ConclusionThis paper considered the methodological opportunities that recent innovations in hypermedia have afforded sociologists. Using case studies from practitioners in Singapore, I showed that it was possible to create short but impactful pieces of data that combined video, audio and text into a concentrated presentation of everyday life. One piece focussed on routine, belonging and kinship. The other interrogated the intimate structures of an old man's everyday surroundings. In both these pieces, journalists and photojournalists were able to distil the mundane into the specific, the social from the everyday. Although there still remain challenges for sociologists to do the same within their chosen fields of study, it is an exciting time for individuals to consider expanding their use of non-textual data.
Notes1 Also see Pink 2007:204-205 for a review on ethnographic hypermedia distributed through CD-ROMs.
5 Site-protected in this instance means that authors are able to limit the locations in which the video may be embedded. This is especially pertinent in instances where copyright or privacy issues are important.
6 At the same time, it should be noted that the films presented in this case study not constitute a strict ethnography, as the journalists' time spent with their subjects appear limited and fleeting. My case study also does not strictly fit into the idea of moving images, because they are slideshows of photographic stills and thus work in related but subtlety different ways. My argument here is not about how film can be transposed online for wider distribution, but rather the additional possibilities that hypermedia environments open to researchers who may not normally consider using non-text based methods.
7 Of course, books and galleries are similar. One can skip a book section, or re-read a photo essay at different points. However, hypermedia, especially in the form of websites, can encourage a kind of randomness to its structure, depending on how the website is designed.
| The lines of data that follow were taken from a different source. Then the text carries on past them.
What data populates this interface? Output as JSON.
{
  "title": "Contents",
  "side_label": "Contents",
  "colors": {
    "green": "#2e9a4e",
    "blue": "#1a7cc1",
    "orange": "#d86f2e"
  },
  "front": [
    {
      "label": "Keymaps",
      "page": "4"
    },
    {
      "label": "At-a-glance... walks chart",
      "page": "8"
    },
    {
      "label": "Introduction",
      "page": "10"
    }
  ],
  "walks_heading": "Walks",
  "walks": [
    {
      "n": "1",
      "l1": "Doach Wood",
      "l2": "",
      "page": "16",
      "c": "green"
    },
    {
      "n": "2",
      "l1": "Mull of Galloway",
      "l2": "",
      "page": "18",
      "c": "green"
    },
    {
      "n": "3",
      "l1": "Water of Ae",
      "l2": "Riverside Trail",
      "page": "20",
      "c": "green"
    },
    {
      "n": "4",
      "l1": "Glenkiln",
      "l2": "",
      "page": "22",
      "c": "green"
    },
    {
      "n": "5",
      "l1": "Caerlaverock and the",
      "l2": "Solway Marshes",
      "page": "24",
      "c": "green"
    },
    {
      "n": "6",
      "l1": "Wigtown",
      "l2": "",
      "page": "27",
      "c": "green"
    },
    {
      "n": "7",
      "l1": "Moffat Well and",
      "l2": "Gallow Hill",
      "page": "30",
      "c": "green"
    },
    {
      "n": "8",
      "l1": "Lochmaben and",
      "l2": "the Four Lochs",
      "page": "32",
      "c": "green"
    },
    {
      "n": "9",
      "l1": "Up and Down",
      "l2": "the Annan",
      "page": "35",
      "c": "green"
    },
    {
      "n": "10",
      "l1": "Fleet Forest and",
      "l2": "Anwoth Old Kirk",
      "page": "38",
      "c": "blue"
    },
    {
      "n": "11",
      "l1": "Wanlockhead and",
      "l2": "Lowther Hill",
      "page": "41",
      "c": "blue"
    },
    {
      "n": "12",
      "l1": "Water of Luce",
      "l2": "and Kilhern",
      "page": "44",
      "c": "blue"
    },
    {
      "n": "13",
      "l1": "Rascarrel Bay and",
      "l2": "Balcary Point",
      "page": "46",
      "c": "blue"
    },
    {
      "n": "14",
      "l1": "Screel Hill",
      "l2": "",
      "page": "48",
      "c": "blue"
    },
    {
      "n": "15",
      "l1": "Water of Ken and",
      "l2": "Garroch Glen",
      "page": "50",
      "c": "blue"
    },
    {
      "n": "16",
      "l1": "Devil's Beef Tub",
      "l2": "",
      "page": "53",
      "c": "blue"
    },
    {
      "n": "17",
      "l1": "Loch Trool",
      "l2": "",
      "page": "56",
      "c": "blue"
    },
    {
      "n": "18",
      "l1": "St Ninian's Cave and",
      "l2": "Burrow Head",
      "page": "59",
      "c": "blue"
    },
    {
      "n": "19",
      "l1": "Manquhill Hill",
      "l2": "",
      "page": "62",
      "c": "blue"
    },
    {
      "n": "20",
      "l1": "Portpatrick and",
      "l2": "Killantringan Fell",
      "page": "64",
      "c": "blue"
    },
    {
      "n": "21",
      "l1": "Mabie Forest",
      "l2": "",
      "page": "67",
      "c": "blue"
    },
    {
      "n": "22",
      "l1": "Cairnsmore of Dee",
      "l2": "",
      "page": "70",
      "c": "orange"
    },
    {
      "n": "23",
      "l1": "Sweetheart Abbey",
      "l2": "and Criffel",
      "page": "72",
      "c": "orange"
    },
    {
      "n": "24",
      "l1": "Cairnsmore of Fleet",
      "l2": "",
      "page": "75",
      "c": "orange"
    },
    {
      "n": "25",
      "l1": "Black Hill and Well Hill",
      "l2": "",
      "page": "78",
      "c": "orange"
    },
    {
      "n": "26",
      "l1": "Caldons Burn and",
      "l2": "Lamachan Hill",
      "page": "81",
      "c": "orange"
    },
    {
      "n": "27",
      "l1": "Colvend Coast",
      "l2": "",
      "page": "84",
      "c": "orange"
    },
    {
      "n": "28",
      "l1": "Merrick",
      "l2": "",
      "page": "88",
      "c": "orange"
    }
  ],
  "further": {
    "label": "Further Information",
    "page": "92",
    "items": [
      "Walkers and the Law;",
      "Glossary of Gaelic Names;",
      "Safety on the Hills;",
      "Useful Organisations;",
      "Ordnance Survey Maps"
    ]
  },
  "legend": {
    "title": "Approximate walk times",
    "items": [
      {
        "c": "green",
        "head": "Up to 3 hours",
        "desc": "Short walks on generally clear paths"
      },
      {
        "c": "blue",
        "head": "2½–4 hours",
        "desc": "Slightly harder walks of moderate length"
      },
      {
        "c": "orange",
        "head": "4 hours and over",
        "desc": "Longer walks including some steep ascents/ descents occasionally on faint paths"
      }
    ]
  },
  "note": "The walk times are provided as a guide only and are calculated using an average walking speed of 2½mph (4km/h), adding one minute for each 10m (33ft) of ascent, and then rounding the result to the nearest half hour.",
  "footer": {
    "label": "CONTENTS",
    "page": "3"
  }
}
One simply has to visit Youtube, a collection of videos, to see how user experiences can vary greatly because of the website's navigational structure and video link suggestions on each page, sometimes based on a user's keyword searches.
13 Dodging in photographic post-processing lightens a part of an image, making it more obvious to the observer.
15 Other costs involve creating a satisfactory user interface should a website choose to host and stream videos. This includes not just a front-end interface, but also a sufficiently robust system to handle video uploads, security and privacy settings. Although not impossible, it may very well be more efficient to draw upon free resources from established providers.
16 The last two points are important because they address some issues of copyright and the duplicative nature of electronic media. This will probably not deter individuals determined to replicate images/text/video elsewhere, but prevents casual downloading that tends to affect some other streaming technologies.